【ロシアレポート PARTⅡ】土地改革をめぐる世論の動向
大木 のり(在ペテルスブルグ)
このデータは、ペテルブルグの「社会プロセス予測研究センター」とモスクワ、ケメロボ、サマラの研究センターが変化している生活条件に対する大都市住民の対応の様子を共同アンケートしたものである。アンケートはペテルブルグのセンターが作成したものであり、約1万人を対象に行われた。
“土地の個人への譲渡は経済危機からロシアを救うと思うか?”と言う質問に対してモスクワ市民の72%がYES、13%がNO。ペテルブルグ市民の75%がYES、11%がNO。サマラ市民の63%がYES、15%がNO。残りはこの問いに対してまだはっきりとした意見を持っていない人である。
この結果から分かるように重要な土地改革の支持者は反対者を上回っている。また、92年2月の時点ではペテルっ子は(この質問から)モスクワっ子より急進的である。そして最も保守的なのがモスクワからそれほど速くないサマラっ子である。これは最近、違う都市の人達が出会ったら必ず話題になる“どの町が最近悪くなった?”ということに対する間接的な回答と見ることも可能である。
一般に30歳までの若い人達が最も急進的である。例えばペテルブルグではこの質問に対して若い人の中での支持者と反対者の割合は15:1である。また年齢が上がるほど過激性が低くなり、“以前と同じように生活したい”と思う傾向がある。しかし最も保守的であると見なされている60歳以上の人の中でも土地改革の支持者と反対者の割合はモスクワでもペテルブルグでも3:1である。この年齢層の人達が以前どのように、またどのような体制下で生きてきたかを考慮すればこの数字は若者の15:1より重みを持っている。
モスクワ、ペテルブルグでは最も支持者の多い層は文科系インテリで、サモラでは技術系インテリ層である。また3都市とも反対者の最も多い層は未熟練労働者である。この層は自分達の現在の経済状態と近い将来の見通しを身にしみて感じているから反対者が多いと見ることができる。このアンケートによるとこの層は2月の時点ではその他の職業グループに比べて今までの食事のレベルを維持できていない(働いていない年金生活者の次に)。そして彼らは土地改革が成功したその効果の恩恵を受けるのもまた一番最後になるであろう。

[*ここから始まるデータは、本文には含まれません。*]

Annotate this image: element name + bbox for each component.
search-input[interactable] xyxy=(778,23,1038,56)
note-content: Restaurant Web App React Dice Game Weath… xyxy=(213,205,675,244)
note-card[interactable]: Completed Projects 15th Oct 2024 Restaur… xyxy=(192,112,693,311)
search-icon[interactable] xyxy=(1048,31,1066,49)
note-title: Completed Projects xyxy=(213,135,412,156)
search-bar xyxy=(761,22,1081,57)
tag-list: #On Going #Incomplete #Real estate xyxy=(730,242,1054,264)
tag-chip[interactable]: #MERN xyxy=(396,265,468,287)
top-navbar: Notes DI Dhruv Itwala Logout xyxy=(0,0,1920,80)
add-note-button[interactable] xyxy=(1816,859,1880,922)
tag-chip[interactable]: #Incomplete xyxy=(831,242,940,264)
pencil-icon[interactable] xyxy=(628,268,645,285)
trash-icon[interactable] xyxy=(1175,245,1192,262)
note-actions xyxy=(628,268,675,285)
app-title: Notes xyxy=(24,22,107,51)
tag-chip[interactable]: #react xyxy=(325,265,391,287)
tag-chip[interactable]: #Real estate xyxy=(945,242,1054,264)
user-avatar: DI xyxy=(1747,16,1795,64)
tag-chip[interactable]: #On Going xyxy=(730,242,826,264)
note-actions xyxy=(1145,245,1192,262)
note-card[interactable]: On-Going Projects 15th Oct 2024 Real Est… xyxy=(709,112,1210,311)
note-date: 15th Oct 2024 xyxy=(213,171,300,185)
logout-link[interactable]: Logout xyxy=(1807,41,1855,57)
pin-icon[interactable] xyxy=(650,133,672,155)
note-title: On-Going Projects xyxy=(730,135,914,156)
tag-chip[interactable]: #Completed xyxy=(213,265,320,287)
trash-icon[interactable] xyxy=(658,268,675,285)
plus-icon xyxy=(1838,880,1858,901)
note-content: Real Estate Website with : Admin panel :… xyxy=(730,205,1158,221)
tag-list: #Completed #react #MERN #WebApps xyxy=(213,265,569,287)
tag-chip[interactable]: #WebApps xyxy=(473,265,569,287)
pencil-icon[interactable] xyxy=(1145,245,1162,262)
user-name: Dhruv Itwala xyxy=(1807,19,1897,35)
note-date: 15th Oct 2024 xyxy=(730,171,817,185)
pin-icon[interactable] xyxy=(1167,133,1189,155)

また国営企業に勤めている人となんらかの形で自由を味わった“新しい経済体系”の企業に勤めている人とでは改革に対する態度はかなり違っている。
土地の個人への譲渡は経済危機からロシアを救うと思うか?
A/ モスクワ市 ペテルブルグ サマラ市
YES 72% 75% 63%
NO 13% 11% 15%
雇用層別に見れば教育、学術、文化関係者が最も改革に賛同している。つまり文科系のインテリと言うことになる。
土地改革を認めるか認めないかということは、イデオロギー的、政治的見解の表明であり、社会経済生活の法則性の理解度でもある。
土地改革に対する見方は、社会的オプティミストと社会的ペシミストでもはっきりと異なっている。
土地改革を承認するか、しないかは価格の自由化と私有化に対するしかるべき評価と一致している。一連の改革は全てセットで受け入れられるかいないかである。
最後に一つだけ確実に言えることは、都市の住民にとって土地改革は不可欠である。今後改革が停滞することがあれば、それは農民が改革を望まない時である。しかし実際農民に土地が不必要であるはずがない。
エリツィン政権は口先では“土地を農民に”をスローガンに掲げているが、実際に新ノメンクラツーラや旧保守層の抵抗を打破して、土地改革を実行することができるかどうか注目されるところである。
(92-3-3)
*サマラ市はボルガジ河中流域の都市で、ウリヤーノフスタ市の近くにある。